Actually Hero was in pretty bad physical condition. As they mounted the last earthwork separating them from this soaring arrow of a white chapel, she was breathing like a broken-winded horse. The heel was coming off one of her shoes.
‘Even the clothes we wear are degenerate,’ she gasped and ranted. ‘If I had been truly sincere—single-minded—I would have walked here on my bare feet.’
For a moment he was afraid she might be preparing to throw away the offending shoes.
So he returned to the subject of her recent disgust. ‘Is the abbess in touch with Theodosios?’

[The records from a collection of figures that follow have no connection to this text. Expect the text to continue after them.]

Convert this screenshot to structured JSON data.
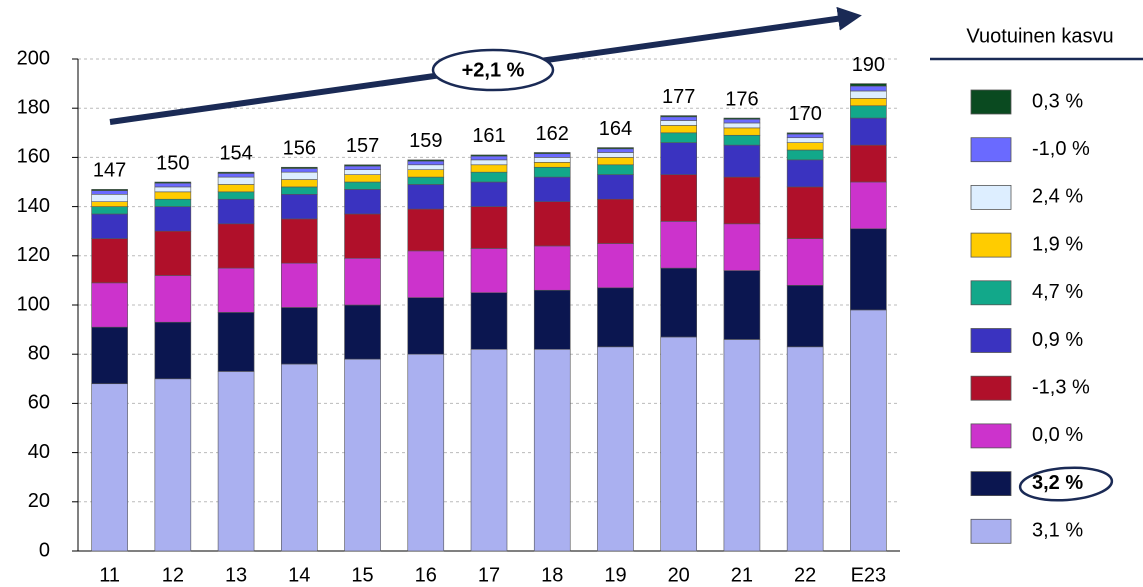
{
  "chart_data": {
    "type": "stacked_bar",
    "categories": [
      "11",
      "12",
      "13",
      "14",
      "15",
      "16",
      "17",
      "18",
      "19",
      "20",
      "21",
      "22",
      "E23"
    ],
    "totals": [
      147,
      150,
      154,
      156,
      157,
      159,
      161,
      162,
      164,
      177,
      176,
      170,
      190
    ],
    "ylim": [
      0,
      200
    ],
    "yticks": [
      0,
      20,
      40,
      60,
      80,
      100,
      120,
      140,
      160,
      180,
      200
    ],
    "grid": true,
    "legend_title": "Vuotuinen kasvu",
    "annotation": "+2,1 %",
    "series": [
      {
        "name": "3,1 %",
        "color": "#aab0f0",
        "values": [
          68,
          70,
          73,
          76,
          78,
          80,
          82,
          82,
          83,
          87,
          86,
          83,
          98
        ]
      },
      {
        "name": "3,2 %",
        "color": "#0b1650",
        "values": [
          23,
          23,
          24,
          23,
          22,
          23,
          23,
          24,
          24,
          28,
          28,
          25,
          33
        ]
      },
      {
        "name": "0,0 %",
        "color": "#cc33cc",
        "values": [
          18,
          19,
          18,
          18,
          19,
          19,
          18,
          18,
          18,
          19,
          19,
          19,
          19
        ]
      },
      {
        "name": "-1,3 %",
        "color": "#b0102a",
        "values": [
          18,
          18,
          18,
          18,
          18,
          17,
          17,
          18,
          18,
          19,
          19,
          21,
          15
        ]
      },
      {
        "name": "0,9 %",
        "color": "#3a33c0",
        "values": [
          10,
          10,
          10,
          10,
          10,
          10,
          10,
          10,
          10,
          13,
          13,
          11,
          11
        ]
      },
      {
        "name": "4,7 %",
        "color": "#12a88a",
        "values": [
          3,
          3,
          3,
          3,
          3,
          3,
          4,
          4,
          4,
          4,
          4,
          4,
          5
        ]
      },
      {
        "name": "1,9 %",
        "color": "#ffcc00",
        "values": [
          2,
          3,
          3,
          3,
          3,
          3,
          3,
          2,
          3,
          3,
          3,
          3,
          3
        ]
      },
      {
        "name": "2,4 %",
        "color": "#ddeeff",
        "values": [
          3,
          2,
          3,
          3,
          2,
          2,
          2,
          2,
          2,
          2,
          2,
          2,
          3
        ]
      },
      {
        "name": "-1,0 %",
        "color": "#6a6aff",
        "values": [
          1.5,
          1.5,
          1.5,
          1.5,
          1.5,
          1.5,
          1.5,
          1.5,
          1.5,
          1.5,
          1.5,
          1.5,
          2
        ]
      },
      {
        "name": "0,3 %",
        "color": "#0a4a20",
        "values": [
          0.5,
          0.5,
          0.5,
          0.5,
          0.5,
          0.5,
          0.5,
          0.5,
          0.5,
          0.5,
          0.5,
          0.5,
          1
        ]
      }
    ]
  }
}
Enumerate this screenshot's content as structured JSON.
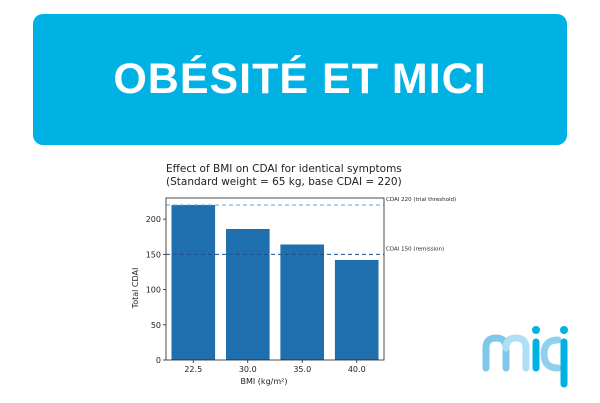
{
  "banner": {
    "title": "OBÉSITÉ ET MICI",
    "color": "#00b1e3"
  },
  "chart_data": {
    "type": "bar",
    "title": "Effect of BMI on CDAI for identical symptoms",
    "subtitle": "(Standard weight = 65 kg, base CDAI = 220)",
    "xlabel": "BMI (kg/m²)",
    "ylabel": "Total CDAI",
    "categories": [
      "22.5",
      "30.0",
      "35.0",
      "40.0"
    ],
    "values": [
      220,
      186,
      164,
      142
    ],
    "ylim": [
      0,
      230
    ],
    "yticks": [
      "0",
      "50",
      "100",
      "150",
      "200"
    ],
    "bar_color": "#1f6fae",
    "grid": false,
    "reference_lines": [
      {
        "value": 220,
        "label": "CDAI 220 (trial threshold)",
        "color": "#5da8d8"
      },
      {
        "value": 150,
        "label": "CDAI 150 (remission)",
        "color": "#1f4e8c"
      }
    ]
  },
  "logo": {
    "icon": "mici-logo-icon",
    "color": "#8fd0f0"
  }
}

‘This abbess! Why should such a holy man interrupt his spiritual life for the babble of a silly, worldly woman?’
‘In sickness, for instance: she could send him food and help. Didn’t you at least inquire after him?’
‘I will not be bullied, Hurtle—’ she stumbled—‘with what I have failed to do. In any case, how could I get a word in with this woman? She is all the time complaining about the price of oil—the tear and wear of girls’ drawers. She is hinting at me that I should maintain her convent. Like all greedy people, she thinks she is the only one who has a right to be the blood-sucker.’
At this point, if she had been wearing her fur coat, Hero would have settled deeper in it; but she wasn’t: and they had reached the narrow plateau in front of the chapel.
‘I myself no longer know which way to approach. I am afraid,’ she said, jittering after his hand.